We observed that DDCAL basically outperforms the other algorithms when evenly distributing data over all clusters and shows average results on building low variance clusters. Thus, DDCAL can be seen as good “all-rounder” for use cases demanding for evenly distributing data elements into a given number of clusters. k-means++ yields good results for all quality metrics. Gaussian kernel k-means performs well regarding an even distribution of data over all clusters. Both algorithms have one drawback, which is the missing “reproducibility” of the results because the initial cluster centers are set differently after each initiation run, which leads to different cluster results after every execution. Gaussian kernel k-means has further problems: The algorithm produces overlapping clusters in some cases and has a high time and space complexity. Moreover, for Gaussian kernel k-means and other existing algorithms analyzed in this work requiring input parameters, there is no research for setting these parameters for 1d data to produce results with an even distribution of data over all clusters and at the same time, having a low variance in clusters.
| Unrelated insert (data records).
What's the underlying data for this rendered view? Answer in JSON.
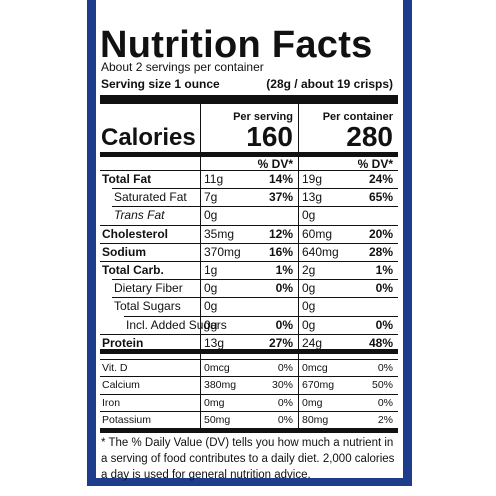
{
  "header": {
    "title": "Nutrition Facts",
    "servings": "About 2 servings per container",
    "serving_size_label": "Serving size 1 ounce",
    "serving_size_value": "(28g / about 19 crisps)"
  },
  "columns": {
    "per_serving": "Per serving",
    "per_container": "Per container",
    "dv": "% DV*"
  },
  "calories": {
    "label": "Calories",
    "per_serving": "160",
    "per_container": "280"
  },
  "nutrients": [
    [
      "Total Fat",
      "11g",
      "14%",
      "19g",
      "24%"
    ],
    [
      "Saturated Fat",
      "7g",
      "37%",
      "13g",
      "65%"
    ],
    [
      "Trans Fat",
      "0g",
      "",
      "0g",
      ""
    ],
    [
      "Cholesterol",
      "35mg",
      "12%",
      "60mg",
      "20%"
    ],
    [
      "Sodium",
      "370mg",
      "16%",
      "640mg",
      "28%"
    ],
    [
      "Total Carb.",
      "1g",
      "1%",
      "2g",
      "1%"
    ],
    [
      "Dietary Fiber",
      "0g",
      "0%",
      "0g",
      "0%"
    ],
    [
      "Total Sugars",
      "0g",
      "",
      "0g",
      ""
    ],
    [
      "Incl. Added Sugars",
      "0g",
      "0%",
      "0g",
      "0%"
    ],
    [
      "Protein",
      "13g",
      "27%",
      "24g",
      "48%"
    ]
  ],
  "vitamins": [
    [
      "Vit. D",
      "0mcg",
      "0%",
      "0mcg",
      "0%"
    ],
    [
      "Calcium",
      "380mg",
      "30%",
      "670mg",
      "50%"
    ],
    [
      "Iron",
      "0mg",
      "0%",
      "0mg",
      "0%"
    ],
    [
      "Potassium",
      "50mg",
      "0%",
      "80mg",
      "2%"
    ]
  ],
  "footnote": "* The % Daily Value (DV) tells you how much a nutrient in a serving of food contributes to a daily diet. 2,000 calories a day is used for general nutrition advice."
}
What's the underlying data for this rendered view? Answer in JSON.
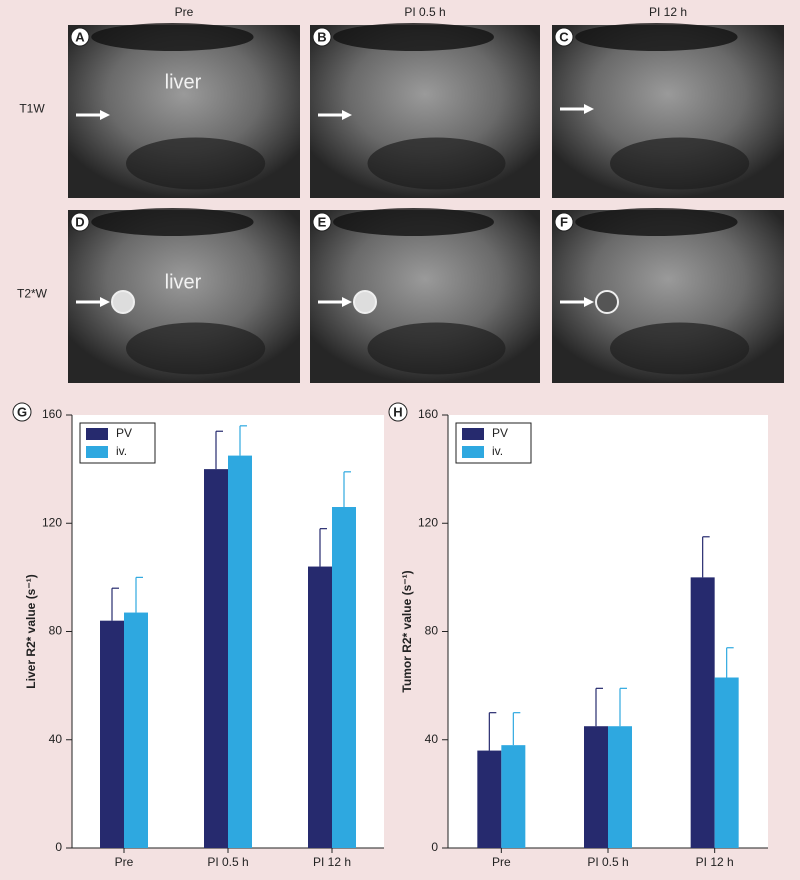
{
  "figure": {
    "columns": [
      "Pre",
      "PI 0.5 h",
      "PI 12 h"
    ],
    "rows": [
      "T1W",
      "T2*W"
    ],
    "panels": [
      {
        "letter": "A",
        "annotation": "liver"
      },
      {
        "letter": "B"
      },
      {
        "letter": "C"
      },
      {
        "letter": "D",
        "annotation": "liver"
      },
      {
        "letter": "E"
      },
      {
        "letter": "F"
      }
    ]
  },
  "chart_data": [
    {
      "type": "bar",
      "panel": "G",
      "y_label": "Liver R2* value (s⁻¹)",
      "categories": [
        "Pre",
        "PI 0.5 h",
        "PI 12 h"
      ],
      "series": [
        {
          "name": "PV",
          "color": "#262a6e",
          "values": [
            84,
            140,
            104
          ],
          "errors": [
            12,
            14,
            14
          ]
        },
        {
          "name": "iv.",
          "color": "#2ea8e0",
          "values": [
            87,
            145,
            126
          ],
          "errors": [
            13,
            11,
            13
          ]
        }
      ],
      "ylim": [
        0,
        160
      ],
      "yticks": [
        0,
        40,
        80,
        120,
        160
      ],
      "legend": "upper-left"
    },
    {
      "type": "bar",
      "panel": "H",
      "y_label": "Tumor R2* value (s⁻¹)",
      "categories": [
        "Pre",
        "PI 0.5 h",
        "PI 12 h"
      ],
      "series": [
        {
          "name": "PV",
          "color": "#262a6e",
          "values": [
            36,
            45,
            100
          ],
          "errors": [
            14,
            14,
            15
          ]
        },
        {
          "name": "iv.",
          "color": "#2ea8e0",
          "values": [
            38,
            45,
            63
          ],
          "errors": [
            12,
            14,
            11
          ]
        }
      ],
      "ylim": [
        0,
        160
      ],
      "yticks": [
        0,
        40,
        80,
        120,
        160
      ],
      "legend": "upper-left"
    }
  ]
}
We tackled this problem by simulating different input parameters, but possibly better approaches may be used with further research.

Higher-Dimensional Data:

Currently, we are working on extending DDCAL for clustering multidimensional data sets. Starting with 2d data, we follow two directions using (a) several distance measures and (b) pre-processing the data. For (a), we can use, for example, the Euclidean distance, Manhattan distance, cosine coefficient, Jaccard coefficient, dice coefficient, Minkowski distance, root mean squared error coefficientFootnote 14, and TS-SS (Heidarian and Dinneen, 2016) by comparing them with extreme data points, like (max-x-value/min-y-value), (min-x-value/max-y-value), (max-x-value/max-y-value), and (min-x-value/min-y-value). Option (b) includes an additional pre-processing step which is responsible for converting the multidimensional data points into one dimension and then using the core concepts of DDCAL. Subsequently, we aim at developing an algorithm for merging the produced clusters from each dimension for building multidimensional clusters.

Future Work:

Beyond data visualization, we will evaluate how DDCAL can be used for problems like clustering test scores of students for grading (Faber, 1994) or to build evenly distributed learning groups based on previous test scores. Additionally, we will investigate whether and how DDCAL can be used for indexing of data to achieve, for example, a faster information retrieval.